La emblemática iglesia de la Gratitud Nacional en Alameda con Cumming había vuelto a abrir generosamente las antiguas puertas de roble de su recinto sagrado a todos los santiaguinos. El venerable templo lucía enteramente restaurado después de las devastaciones sufridas en el terremoto del 27/F y el soprendente atentado sacrílego e incendiario perpetrado por los encapuchados en el contexto de las protestas estudiantiles del año 2012.
El Jueves 28 recién pasado nuevamente grupos de encapuchados, de apariencia lumpen, pero de connotación cada vez más anarquista, dieron cumplimiento ritual, dentro de un primitivismo “actualizado”, a su antiguo lema de destrucción: sin Estado,sin Dios ni Ley.

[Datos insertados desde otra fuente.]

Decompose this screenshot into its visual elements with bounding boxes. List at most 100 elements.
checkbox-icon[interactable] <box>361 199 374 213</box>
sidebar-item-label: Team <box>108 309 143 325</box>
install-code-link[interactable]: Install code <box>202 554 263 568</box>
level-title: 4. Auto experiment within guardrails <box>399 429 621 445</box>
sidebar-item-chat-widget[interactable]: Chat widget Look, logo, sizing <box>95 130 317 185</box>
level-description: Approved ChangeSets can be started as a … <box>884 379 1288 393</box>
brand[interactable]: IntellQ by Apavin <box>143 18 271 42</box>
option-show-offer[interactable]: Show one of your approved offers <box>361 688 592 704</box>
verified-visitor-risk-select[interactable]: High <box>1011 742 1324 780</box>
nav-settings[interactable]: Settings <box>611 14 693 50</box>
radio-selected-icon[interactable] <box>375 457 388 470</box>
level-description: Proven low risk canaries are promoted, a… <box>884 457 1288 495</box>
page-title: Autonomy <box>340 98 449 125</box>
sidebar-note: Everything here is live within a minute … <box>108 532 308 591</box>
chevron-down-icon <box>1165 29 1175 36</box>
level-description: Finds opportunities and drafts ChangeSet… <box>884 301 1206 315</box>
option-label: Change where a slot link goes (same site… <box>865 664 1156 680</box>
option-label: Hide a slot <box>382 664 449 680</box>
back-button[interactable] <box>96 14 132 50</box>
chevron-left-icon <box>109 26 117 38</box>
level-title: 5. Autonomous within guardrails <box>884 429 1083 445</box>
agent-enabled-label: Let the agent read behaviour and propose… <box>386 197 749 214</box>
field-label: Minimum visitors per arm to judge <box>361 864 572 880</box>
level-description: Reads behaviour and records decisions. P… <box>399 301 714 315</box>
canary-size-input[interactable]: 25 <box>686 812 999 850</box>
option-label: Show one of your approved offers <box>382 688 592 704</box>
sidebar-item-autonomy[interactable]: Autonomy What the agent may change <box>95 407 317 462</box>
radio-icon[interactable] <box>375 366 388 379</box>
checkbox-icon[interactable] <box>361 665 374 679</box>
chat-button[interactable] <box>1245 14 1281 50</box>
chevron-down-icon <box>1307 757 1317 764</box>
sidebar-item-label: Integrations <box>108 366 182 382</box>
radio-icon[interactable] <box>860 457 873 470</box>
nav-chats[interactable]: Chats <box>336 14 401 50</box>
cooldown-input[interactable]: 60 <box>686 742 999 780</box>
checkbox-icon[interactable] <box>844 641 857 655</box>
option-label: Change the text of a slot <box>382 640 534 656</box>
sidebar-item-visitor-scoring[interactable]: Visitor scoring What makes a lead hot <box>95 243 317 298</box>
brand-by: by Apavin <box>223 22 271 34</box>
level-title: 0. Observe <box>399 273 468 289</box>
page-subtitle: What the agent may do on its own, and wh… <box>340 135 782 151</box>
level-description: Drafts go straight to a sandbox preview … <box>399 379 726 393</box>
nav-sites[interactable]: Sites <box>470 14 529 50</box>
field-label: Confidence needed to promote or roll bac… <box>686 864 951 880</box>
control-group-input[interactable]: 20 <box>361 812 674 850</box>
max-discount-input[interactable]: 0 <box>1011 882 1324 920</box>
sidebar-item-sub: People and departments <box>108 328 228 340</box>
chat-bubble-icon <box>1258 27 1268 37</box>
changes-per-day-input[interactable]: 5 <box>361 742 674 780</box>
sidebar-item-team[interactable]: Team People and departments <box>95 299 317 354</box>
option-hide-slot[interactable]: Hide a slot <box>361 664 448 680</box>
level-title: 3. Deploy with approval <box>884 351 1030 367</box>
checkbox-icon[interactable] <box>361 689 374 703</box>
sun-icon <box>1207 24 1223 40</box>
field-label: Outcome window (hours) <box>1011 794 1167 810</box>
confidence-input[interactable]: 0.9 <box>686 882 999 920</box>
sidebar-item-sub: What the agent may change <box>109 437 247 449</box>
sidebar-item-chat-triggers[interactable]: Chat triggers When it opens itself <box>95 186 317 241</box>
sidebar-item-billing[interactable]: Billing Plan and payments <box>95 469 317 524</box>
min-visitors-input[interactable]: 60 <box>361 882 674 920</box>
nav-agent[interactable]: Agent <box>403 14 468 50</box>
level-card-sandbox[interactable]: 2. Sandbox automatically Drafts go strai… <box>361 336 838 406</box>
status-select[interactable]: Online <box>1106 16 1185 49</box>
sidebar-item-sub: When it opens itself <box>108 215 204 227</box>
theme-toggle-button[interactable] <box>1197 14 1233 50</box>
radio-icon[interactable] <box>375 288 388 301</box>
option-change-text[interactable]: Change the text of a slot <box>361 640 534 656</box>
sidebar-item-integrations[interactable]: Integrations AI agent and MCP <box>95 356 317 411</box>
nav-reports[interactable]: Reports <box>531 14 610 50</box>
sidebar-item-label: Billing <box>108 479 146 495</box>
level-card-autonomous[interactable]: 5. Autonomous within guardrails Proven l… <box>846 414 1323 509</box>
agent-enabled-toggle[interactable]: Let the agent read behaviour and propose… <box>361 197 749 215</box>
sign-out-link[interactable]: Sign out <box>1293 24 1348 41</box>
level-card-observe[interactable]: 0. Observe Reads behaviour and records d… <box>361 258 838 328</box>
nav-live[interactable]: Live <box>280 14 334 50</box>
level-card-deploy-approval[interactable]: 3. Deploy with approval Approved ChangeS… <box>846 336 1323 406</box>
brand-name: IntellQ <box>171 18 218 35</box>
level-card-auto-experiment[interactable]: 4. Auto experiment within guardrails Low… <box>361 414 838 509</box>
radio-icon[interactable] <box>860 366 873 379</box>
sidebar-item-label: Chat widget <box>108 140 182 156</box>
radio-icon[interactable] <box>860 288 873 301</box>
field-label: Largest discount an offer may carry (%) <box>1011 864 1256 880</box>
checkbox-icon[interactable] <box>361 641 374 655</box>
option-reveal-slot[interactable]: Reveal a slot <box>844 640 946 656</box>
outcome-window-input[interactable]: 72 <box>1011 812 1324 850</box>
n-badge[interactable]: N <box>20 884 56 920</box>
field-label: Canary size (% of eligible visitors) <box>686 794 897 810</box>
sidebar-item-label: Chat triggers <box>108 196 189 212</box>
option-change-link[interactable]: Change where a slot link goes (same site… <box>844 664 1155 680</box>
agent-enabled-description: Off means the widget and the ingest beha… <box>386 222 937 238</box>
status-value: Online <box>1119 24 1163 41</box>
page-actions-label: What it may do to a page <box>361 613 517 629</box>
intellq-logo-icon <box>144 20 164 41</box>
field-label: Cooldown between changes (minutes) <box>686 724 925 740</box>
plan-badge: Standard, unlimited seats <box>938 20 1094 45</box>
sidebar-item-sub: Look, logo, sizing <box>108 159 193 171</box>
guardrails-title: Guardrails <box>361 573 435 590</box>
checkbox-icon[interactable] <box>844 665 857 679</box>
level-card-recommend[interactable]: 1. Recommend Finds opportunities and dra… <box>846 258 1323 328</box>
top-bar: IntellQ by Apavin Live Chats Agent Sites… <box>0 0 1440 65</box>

Del mismo modo que hace dos años, estos agentes de la destrucción que se han transformado en presencia mimetizada prácticamente en todas las manifestaciones estudiantiles de este último tiempo, volvieron a lanzar bombas incendiarias contra la antigua puerta de roble de la venerable Iglesia; en una expresión inequívoca de odio que se levanta contra nuestras tradiciones religiosas, culturales e históricas, o sea contra la propia identidad nacional.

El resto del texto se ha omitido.